Namun keutamaan dua kota tersebut tidak semata-mata karena
sabda Rasulullah SAW, melainkan karena di kedua wilayah tersebut terdapat
"tanah haram" dengan status wilayah aman dan diharamkan peperangan di
dalamnya.
Keharaman Makkah ditegaskan oleh Nabi Ibrahin AS dan
keharaman Madinah ditegaskan oleh Rasulullah SAW, sebagaimana sabdanya,
"Sungguh Ibrahim telah mengharamkan Makkah, dan aku mengharamkan Madinah,
di antara tepinya, janganlah ditebang kayu berdurinya dan diburu binatang
buruannya." (HR. Muslim).
Keutamaan Makkah juga terletak pada keutamaan Masjid Al-Haram khususnya tidak
terputusnya manusia yang melakukan thawaf di sekitar Ka'bah hingga hari kiamat
dan thawafnya jutaan malaikat di Bait Al-Makmur, tepat di atas Ka'bah. (QS. At-Thur: 1-4). Sedangkan keutamaan
Madinah terletak pada keutamaan Masjid Nabawi khususnya kemuliaan Raudhah yang
menjadi taman-taman surga.
Keutamaan Makkah dan Madinah terletak pula pada bebasnya
kedua wilayah tersebut dari pengaruh Dajjal, sebagaimana sabda Rasulullah SAW,
"Tidaklah setiap negeri melainkan Dajjal akan menginjakkan kakinya di sana
kecuali Makkah dan Madinah." (QS.
Bukhari-Muslim).
Lebih jauh lagi, keutamaan Makkah dan Madinah juga terletak
pada banyaknya keberkahan yang terdapat di dalamnya.

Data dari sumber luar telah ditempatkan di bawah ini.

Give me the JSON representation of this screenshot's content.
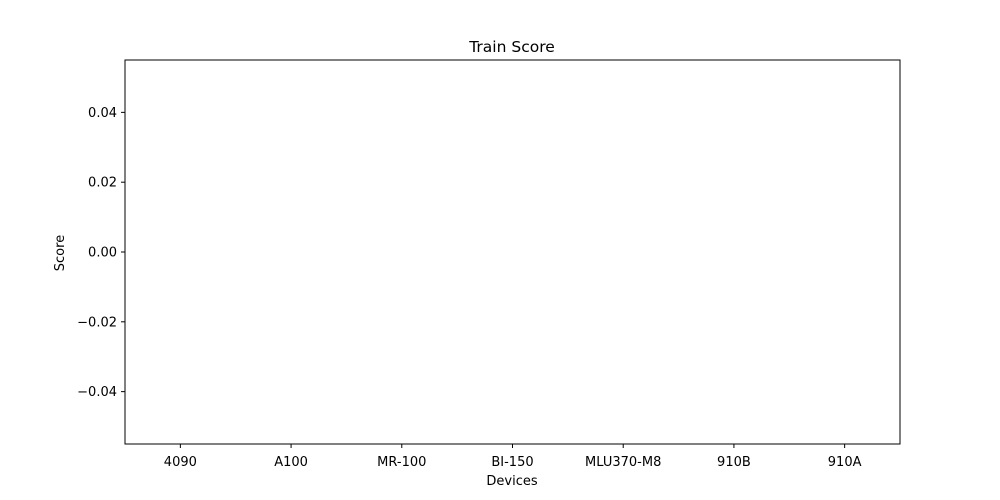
{
  "chart_data": {
    "type": "bar",
    "title": "Train Score",
    "xlabel": "Devices",
    "ylabel": "Score",
    "categories": [
      "4090",
      "A100",
      "MR-100",
      "BI-150",
      "MLU370-M8",
      "910B",
      "910A"
    ],
    "values": [
      0,
      0,
      0,
      0,
      0,
      0,
      0
    ],
    "ylim": [
      -0.055,
      0.055
    ],
    "yticks": [
      0.04,
      0.02,
      0.0,
      -0.02,
      -0.04
    ],
    "ytick_labels": [
      "0.04",
      "0.02",
      "0.00",
      "−0.02",
      "−0.04"
    ],
    "grid": false,
    "legend": "none"
  }
}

Rasulullah SAW bersabda,
"Madinah banyak menyimpan kebaikan dan menghilangkan keburukan sebagaimana
api menghilangkan kotoran pada perak."
(HR. Muslim).
Bahkan di dalam beberapa riwayat disebutkan bahwa
orang-orang yang menanggung kesusahan di kedua wilayah tersebut atau meninggal
di dalamnya akan mendapat jaminan syafaat dari Rasulullah SAW. (HR. Muslim).
Penelitian Yassin al-Syauk tahun 2008 dengan gagasan
pemunculan "Jam Makkah" menyebutkan bahwa wilayah Makkah merupakan
pusat poros bumi. Oleh karenanya, waktu Makkah merupakan patokan waktu
internasional yang tepat secara ilmiah, sehingga gagasan "Jam Makkah"

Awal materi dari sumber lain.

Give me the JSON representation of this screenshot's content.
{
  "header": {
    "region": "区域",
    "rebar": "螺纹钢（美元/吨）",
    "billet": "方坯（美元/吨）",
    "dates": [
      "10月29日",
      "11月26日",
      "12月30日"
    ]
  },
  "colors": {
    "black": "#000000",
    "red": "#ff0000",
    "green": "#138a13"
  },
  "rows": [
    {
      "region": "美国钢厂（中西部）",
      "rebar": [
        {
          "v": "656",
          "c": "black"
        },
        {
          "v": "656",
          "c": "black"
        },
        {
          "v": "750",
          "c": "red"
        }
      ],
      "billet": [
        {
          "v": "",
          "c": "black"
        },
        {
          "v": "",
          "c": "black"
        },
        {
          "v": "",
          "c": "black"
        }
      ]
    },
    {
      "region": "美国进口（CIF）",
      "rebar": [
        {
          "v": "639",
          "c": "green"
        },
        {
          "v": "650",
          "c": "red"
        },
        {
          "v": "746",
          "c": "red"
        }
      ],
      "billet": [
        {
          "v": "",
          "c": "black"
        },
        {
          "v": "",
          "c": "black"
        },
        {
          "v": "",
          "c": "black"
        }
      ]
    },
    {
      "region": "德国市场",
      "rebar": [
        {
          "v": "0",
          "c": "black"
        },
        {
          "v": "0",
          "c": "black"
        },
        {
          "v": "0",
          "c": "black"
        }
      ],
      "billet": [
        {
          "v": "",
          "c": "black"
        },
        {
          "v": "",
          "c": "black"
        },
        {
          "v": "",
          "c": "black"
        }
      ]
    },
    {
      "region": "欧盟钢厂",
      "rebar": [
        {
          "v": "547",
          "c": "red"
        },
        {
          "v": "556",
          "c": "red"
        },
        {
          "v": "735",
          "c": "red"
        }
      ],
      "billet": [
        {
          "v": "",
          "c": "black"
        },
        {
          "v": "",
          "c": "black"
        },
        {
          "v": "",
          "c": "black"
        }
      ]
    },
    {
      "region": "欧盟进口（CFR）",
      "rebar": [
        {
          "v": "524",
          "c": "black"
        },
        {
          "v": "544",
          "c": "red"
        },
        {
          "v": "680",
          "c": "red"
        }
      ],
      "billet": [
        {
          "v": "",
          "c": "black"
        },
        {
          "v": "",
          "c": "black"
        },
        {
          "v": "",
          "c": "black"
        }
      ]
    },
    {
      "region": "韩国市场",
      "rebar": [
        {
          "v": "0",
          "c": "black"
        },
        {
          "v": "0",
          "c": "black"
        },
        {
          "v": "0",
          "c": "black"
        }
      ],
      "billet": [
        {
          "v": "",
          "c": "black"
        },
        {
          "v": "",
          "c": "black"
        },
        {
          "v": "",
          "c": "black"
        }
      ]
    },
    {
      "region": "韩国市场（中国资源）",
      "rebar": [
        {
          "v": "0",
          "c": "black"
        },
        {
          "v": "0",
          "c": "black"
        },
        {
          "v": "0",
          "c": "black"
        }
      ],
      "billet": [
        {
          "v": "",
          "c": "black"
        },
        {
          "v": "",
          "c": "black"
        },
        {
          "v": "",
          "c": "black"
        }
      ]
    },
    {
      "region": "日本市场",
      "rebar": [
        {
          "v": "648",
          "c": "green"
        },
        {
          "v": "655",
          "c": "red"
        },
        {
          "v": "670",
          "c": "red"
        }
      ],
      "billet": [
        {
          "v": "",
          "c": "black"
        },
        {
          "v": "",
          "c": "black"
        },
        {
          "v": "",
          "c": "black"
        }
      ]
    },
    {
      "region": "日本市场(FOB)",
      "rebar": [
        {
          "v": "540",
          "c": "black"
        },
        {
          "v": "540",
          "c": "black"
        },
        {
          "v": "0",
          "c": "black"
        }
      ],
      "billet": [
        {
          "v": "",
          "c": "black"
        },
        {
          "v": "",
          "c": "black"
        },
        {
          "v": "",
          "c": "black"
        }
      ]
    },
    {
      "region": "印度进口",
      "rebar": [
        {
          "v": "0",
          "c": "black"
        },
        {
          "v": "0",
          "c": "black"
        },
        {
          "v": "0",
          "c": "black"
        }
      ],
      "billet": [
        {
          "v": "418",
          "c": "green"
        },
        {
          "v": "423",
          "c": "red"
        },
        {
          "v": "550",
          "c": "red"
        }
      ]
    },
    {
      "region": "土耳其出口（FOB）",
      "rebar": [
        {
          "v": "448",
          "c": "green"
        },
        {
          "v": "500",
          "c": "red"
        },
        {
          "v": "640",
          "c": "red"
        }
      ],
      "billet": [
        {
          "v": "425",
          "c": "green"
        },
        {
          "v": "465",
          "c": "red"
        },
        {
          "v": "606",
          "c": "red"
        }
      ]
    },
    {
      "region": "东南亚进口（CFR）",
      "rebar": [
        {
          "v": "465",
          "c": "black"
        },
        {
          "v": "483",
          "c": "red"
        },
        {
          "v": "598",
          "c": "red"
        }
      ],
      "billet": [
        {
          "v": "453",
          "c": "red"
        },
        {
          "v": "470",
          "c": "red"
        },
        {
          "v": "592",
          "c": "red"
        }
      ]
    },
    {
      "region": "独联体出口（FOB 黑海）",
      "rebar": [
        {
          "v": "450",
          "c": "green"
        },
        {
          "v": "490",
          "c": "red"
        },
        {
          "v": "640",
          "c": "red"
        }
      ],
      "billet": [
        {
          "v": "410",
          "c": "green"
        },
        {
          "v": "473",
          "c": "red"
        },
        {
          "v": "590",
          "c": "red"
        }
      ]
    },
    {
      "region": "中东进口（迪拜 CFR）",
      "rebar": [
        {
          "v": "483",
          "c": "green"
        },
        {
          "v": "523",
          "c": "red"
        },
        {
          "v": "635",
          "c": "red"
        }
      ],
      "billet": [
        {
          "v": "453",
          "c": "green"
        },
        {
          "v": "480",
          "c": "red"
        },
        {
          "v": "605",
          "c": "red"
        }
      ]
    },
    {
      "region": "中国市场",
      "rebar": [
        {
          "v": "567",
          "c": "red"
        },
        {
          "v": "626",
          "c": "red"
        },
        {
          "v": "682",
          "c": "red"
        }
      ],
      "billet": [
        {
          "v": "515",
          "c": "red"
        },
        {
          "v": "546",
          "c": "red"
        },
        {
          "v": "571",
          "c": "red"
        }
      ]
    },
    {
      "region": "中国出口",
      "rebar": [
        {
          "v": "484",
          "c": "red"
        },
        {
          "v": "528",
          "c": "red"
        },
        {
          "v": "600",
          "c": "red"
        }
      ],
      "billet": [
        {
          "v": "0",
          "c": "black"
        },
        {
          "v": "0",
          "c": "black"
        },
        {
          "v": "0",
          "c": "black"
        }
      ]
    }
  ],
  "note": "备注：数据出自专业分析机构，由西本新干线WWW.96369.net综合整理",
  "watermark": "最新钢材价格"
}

yang arah jarumnya bergerak ke kiri disesuaikan dengan gerakan orang-orang yang
melakukan thawaf yang disinyalir sejalan dengan fitrah perputaran gerakan
seluruh planet.
Atas dasar berbagai keuatamaan kedua kota tersebut, maka
sebagian ahli fikih mensyaratkan ihram dari Miqat setiap kali memasuki Kota
Makkah. Tindakan tersebut dilandasi oleh sikap penghormatan dan pemuliaan
terhadap Masjid Al-Haram. Tentu sikap tersebut merupakan tindakan mulia pada
tempat yang istimewa.
Namun yang perlu dipahami adalah bahwa syarat ihram tersebut
tidak bersifat mutlak karena di dalam hadis riwayat Imam Muslim diceritakan
bahwa Rasulullah SAW pernah memasuki Makkah dengan tanpa ihram. Terlebih lagi
tidak ada satu hadis pun apalagi ayat Alquran yang mensyaratkan ihram dari
miqat, kecuali bagi mereka yag hendak melakukan ibadah haji maupun umrah.

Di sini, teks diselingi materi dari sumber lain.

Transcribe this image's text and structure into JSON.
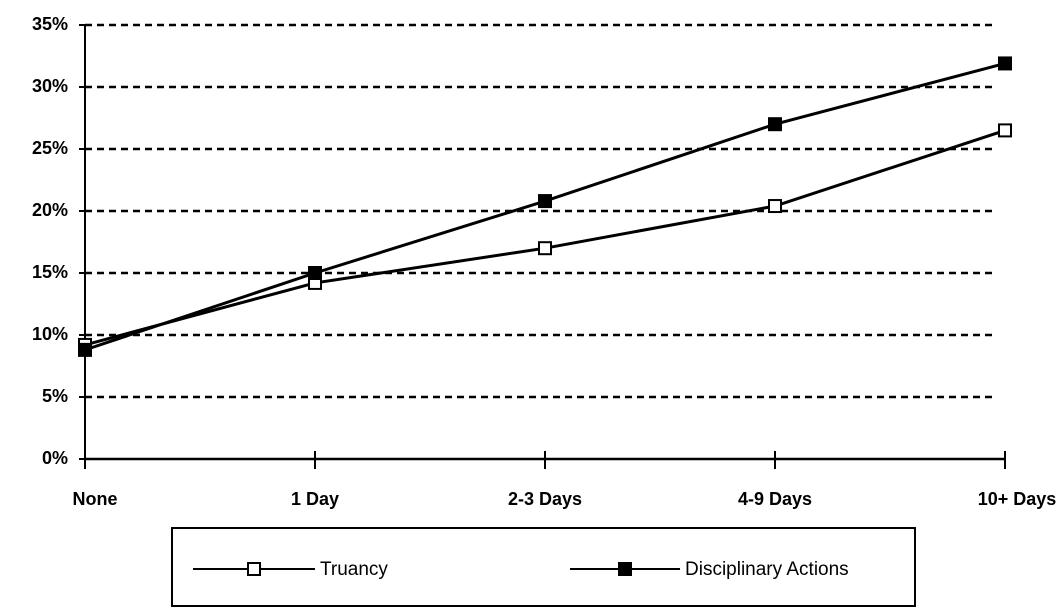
{
  "chart_data": {
    "type": "line",
    "categories": [
      "None",
      "1 Day",
      "2-3 Days",
      "4-9 Days",
      "10+ Days"
    ],
    "series": [
      {
        "name": "Truancy",
        "color": "#000000",
        "marker_fill": "#ffffff",
        "values": [
          9.2,
          14.2,
          17.0,
          20.4,
          26.5
        ]
      },
      {
        "name": "Disciplinary Actions",
        "color": "#000000",
        "marker_fill": "#000000",
        "values": [
          8.8,
          15.0,
          20.8,
          27.0,
          31.9
        ]
      }
    ],
    "ylim": [
      0,
      35
    ],
    "yticks": [
      {
        "value": 0,
        "label": "0%"
      },
      {
        "value": 5,
        "label": "5%"
      },
      {
        "value": 10,
        "label": "10%"
      },
      {
        "value": 15,
        "label": "15%"
      },
      {
        "value": 20,
        "label": "20%"
      },
      {
        "value": 25,
        "label": "25%"
      },
      {
        "value": 30,
        "label": "30%"
      },
      {
        "value": 35,
        "label": "35%"
      }
    ],
    "grid": true,
    "legend": "bottom"
  }
}
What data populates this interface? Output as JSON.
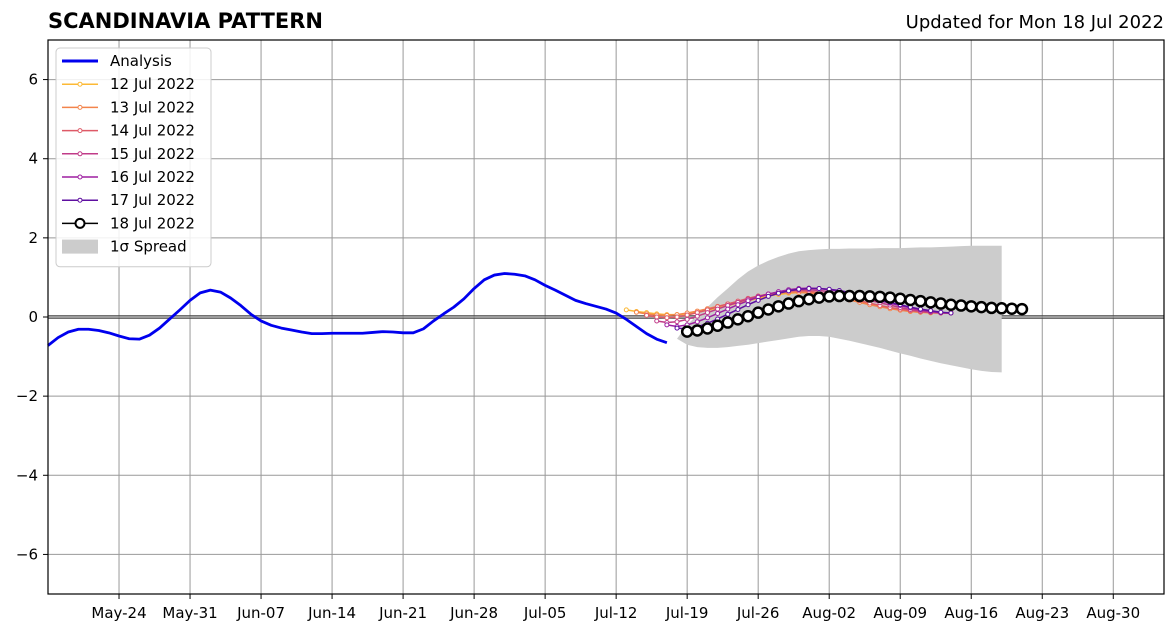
{
  "title": "SCANDINAVIA PATTERN",
  "subtitle": "Updated for Mon 18 Jul 2022",
  "chart_data": {
    "type": "line",
    "title": "SCANDINAVIA PATTERN",
    "subtitle": "Updated for Mon 18 Jul 2022",
    "x_axis": {
      "type": "date",
      "range": [
        "2022-05-17",
        "2022-09-04"
      ],
      "ticks": [
        {
          "date": "2022-05-24",
          "label": "May-24"
        },
        {
          "date": "2022-05-31",
          "label": "May-31"
        },
        {
          "date": "2022-06-07",
          "label": "Jun-07"
        },
        {
          "date": "2022-06-14",
          "label": "Jun-14"
        },
        {
          "date": "2022-06-21",
          "label": "Jun-21"
        },
        {
          "date": "2022-06-28",
          "label": "Jun-28"
        },
        {
          "date": "2022-07-05",
          "label": "Jul-05"
        },
        {
          "date": "2022-07-12",
          "label": "Jul-12"
        },
        {
          "date": "2022-07-19",
          "label": "Jul-19"
        },
        {
          "date": "2022-07-26",
          "label": "Jul-26"
        },
        {
          "date": "2022-08-02",
          "label": "Aug-02"
        },
        {
          "date": "2022-08-09",
          "label": "Aug-09"
        },
        {
          "date": "2022-08-16",
          "label": "Aug-16"
        },
        {
          "date": "2022-08-23",
          "label": "Aug-23"
        },
        {
          "date": "2022-08-30",
          "label": "Aug-30"
        }
      ]
    },
    "y_axis": {
      "range": [
        -7,
        7
      ],
      "ticks": [
        {
          "value": -6,
          "label": "−6"
        },
        {
          "value": -4,
          "label": "−4"
        },
        {
          "value": -2,
          "label": "−2"
        },
        {
          "value": 0,
          "label": "0"
        },
        {
          "value": 2,
          "label": "2"
        },
        {
          "value": 4,
          "label": "4"
        },
        {
          "value": 6,
          "label": "6"
        }
      ]
    },
    "grid": true,
    "zero_line": true,
    "legend": {
      "position": "top-left",
      "entries": [
        {
          "label": "Analysis",
          "color": "#0000ee",
          "style": "line"
        },
        {
          "label": "12 Jul 2022",
          "color": "#fcb935",
          "style": "line-marker"
        },
        {
          "label": "13 Jul 2022",
          "color": "#f3844b",
          "style": "line-marker"
        },
        {
          "label": "14 Jul 2022",
          "color": "#de5a67",
          "style": "line-marker"
        },
        {
          "label": "15 Jul 2022",
          "color": "#c03b88",
          "style": "line-marker"
        },
        {
          "label": "16 Jul 2022",
          "color": "#9d1fa1",
          "style": "line-marker"
        },
        {
          "label": "17 Jul 2022",
          "color": "#5e0fa0",
          "style": "line-marker"
        },
        {
          "label": "18 Jul 2022",
          "color": "#000000",
          "style": "line-circle"
        },
        {
          "label": "1σ Spread",
          "color": "#cccccc",
          "style": "patch"
        }
      ]
    },
    "analysis": {
      "name": "Analysis",
      "color": "#0000ee",
      "start": "2022-05-17",
      "values": [
        -0.72,
        -0.52,
        -0.38,
        -0.31,
        -0.31,
        -0.34,
        -0.4,
        -0.48,
        -0.55,
        -0.56,
        -0.46,
        -0.28,
        -0.05,
        0.18,
        0.42,
        0.61,
        0.68,
        0.63,
        0.48,
        0.29,
        0.07,
        -0.1,
        -0.21,
        -0.28,
        -0.33,
        -0.38,
        -0.42,
        -0.42,
        -0.41,
        -0.41,
        -0.41,
        -0.41,
        -0.39,
        -0.37,
        -0.38,
        -0.4,
        -0.4,
        -0.3,
        -0.1,
        0.08,
        0.25,
        0.46,
        0.72,
        0.94,
        1.06,
        1.1,
        1.08,
        1.04,
        0.94,
        0.8,
        0.68,
        0.55,
        0.42,
        0.34,
        0.27,
        0.2,
        0.1,
        -0.06,
        -0.24,
        -0.42,
        -0.56,
        -0.65
      ]
    },
    "spread": {
      "name": "1σ Spread",
      "color": "#cccccc",
      "start": "2022-07-18",
      "upper": [
        -0.55,
        -0.2,
        0.05,
        0.25,
        0.5,
        0.72,
        0.95,
        1.15,
        1.3,
        1.42,
        1.52,
        1.6,
        1.66,
        1.69,
        1.71,
        1.72,
        1.72,
        1.73,
        1.73,
        1.73,
        1.74,
        1.74,
        1.74,
        1.75,
        1.76,
        1.76,
        1.77,
        1.78,
        1.79,
        1.8,
        1.8,
        1.8,
        1.8
      ],
      "lower": [
        -0.55,
        -0.7,
        -0.76,
        -0.78,
        -0.78,
        -0.76,
        -0.73,
        -0.7,
        -0.66,
        -0.62,
        -0.58,
        -0.54,
        -0.5,
        -0.48,
        -0.48,
        -0.5,
        -0.55,
        -0.6,
        -0.66,
        -0.72,
        -0.78,
        -0.85,
        -0.92,
        -0.98,
        -1.05,
        -1.11,
        -1.17,
        -1.22,
        -1.27,
        -1.32,
        -1.36,
        -1.39,
        -1.4
      ]
    },
    "series": [
      {
        "name": "12 Jul 2022",
        "color": "#fcb935",
        "start": "2022-07-13",
        "values": [
          0.18,
          0.14,
          0.11,
          0.08,
          0.06,
          0.06,
          0.08,
          0.12,
          0.17,
          0.23,
          0.29,
          0.35,
          0.41,
          0.47,
          0.53,
          0.57,
          0.6,
          0.62,
          0.62,
          0.6,
          0.56,
          0.51,
          0.46,
          0.4,
          0.34,
          0.28,
          0.23,
          0.18,
          0.14,
          0.12,
          0.1,
          0.1,
          0.11
        ]
      },
      {
        "name": "13 Jul 2022",
        "color": "#f3844b",
        "start": "2022-07-14",
        "values": [
          0.12,
          0.08,
          0.05,
          0.04,
          0.06,
          0.1,
          0.15,
          0.21,
          0.27,
          0.33,
          0.39,
          0.45,
          0.51,
          0.56,
          0.6,
          0.62,
          0.62,
          0.61,
          0.58,
          0.54,
          0.49,
          0.43,
          0.37,
          0.31,
          0.26,
          0.21,
          0.17,
          0.14,
          0.12,
          0.11,
          0.1,
          0.1
        ]
      },
      {
        "name": "14 Jul 2022",
        "color": "#de5a67",
        "start": "2022-07-15",
        "values": [
          0.04,
          0.0,
          -0.02,
          0.0,
          0.05,
          0.11,
          0.18,
          0.26,
          0.33,
          0.4,
          0.47,
          0.53,
          0.58,
          0.62,
          0.65,
          0.66,
          0.65,
          0.62,
          0.58,
          0.53,
          0.47,
          0.41,
          0.35,
          0.29,
          0.24,
          0.2,
          0.16,
          0.13,
          0.11,
          0.1,
          0.1
        ]
      },
      {
        "name": "15 Jul 2022",
        "color": "#c03b88",
        "start": "2022-07-16",
        "values": [
          -0.1,
          -0.14,
          -0.12,
          -0.06,
          0.02,
          0.11,
          0.2,
          0.29,
          0.37,
          0.45,
          0.52,
          0.58,
          0.63,
          0.67,
          0.69,
          0.69,
          0.67,
          0.64,
          0.59,
          0.54,
          0.48,
          0.42,
          0.36,
          0.3,
          0.24,
          0.19,
          0.15,
          0.12,
          0.1,
          0.1
        ]
      },
      {
        "name": "16 Jul 2022",
        "color": "#9d1fa1",
        "start": "2022-07-17",
        "values": [
          -0.2,
          -0.24,
          -0.2,
          -0.12,
          -0.02,
          0.09,
          0.2,
          0.31,
          0.41,
          0.5,
          0.58,
          0.64,
          0.69,
          0.72,
          0.73,
          0.72,
          0.69,
          0.65,
          0.6,
          0.54,
          0.48,
          0.41,
          0.35,
          0.29,
          0.23,
          0.18,
          0.14,
          0.11,
          0.1
        ]
      },
      {
        "name": "17 Jul 2022",
        "color": "#5e0fa0",
        "start": "2022-07-18",
        "values": [
          -0.28,
          -0.3,
          -0.25,
          -0.16,
          -0.05,
          0.07,
          0.19,
          0.31,
          0.42,
          0.52,
          0.6,
          0.66,
          0.7,
          0.72,
          0.72,
          0.7,
          0.67,
          0.62,
          0.56,
          0.5,
          0.43,
          0.37,
          0.31,
          0.25,
          0.2,
          0.16,
          0.12,
          0.1
        ]
      },
      {
        "name": "18 Jul 2022",
        "color": "#000000",
        "start": "2022-07-19",
        "values": [
          -0.37,
          -0.34,
          -0.29,
          -0.22,
          -0.14,
          -0.06,
          0.02,
          0.11,
          0.19,
          0.27,
          0.34,
          0.4,
          0.45,
          0.49,
          0.52,
          0.53,
          0.53,
          0.53,
          0.52,
          0.51,
          0.49,
          0.46,
          0.43,
          0.4,
          0.37,
          0.34,
          0.31,
          0.29,
          0.27,
          0.25,
          0.23,
          0.22,
          0.21,
          0.2
        ]
      }
    ]
  }
}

Dengan demikian pandangan mayoritas ulama fikih yang
membolehkan masuk Makkah tanpa ihram bagi yang tidak berniat haji maupun umrah
merupakan pandangan umum dan diikuti serta memberi kemudahan bagi semua pihak,
sebab banyak orang masuk Makkah untuk keperluan berdagang, menyopir,
mengantarkan kerabat, bekerja dan lain sebagainya.
Namun mereka yang masuk Makkah dengan ihram dari miqat
berarti memuliakan posisi Masjid Al-Haram dan tentunya berhak mendapat pahala
yang besar dari Allah SWT. Wallahu a'lam.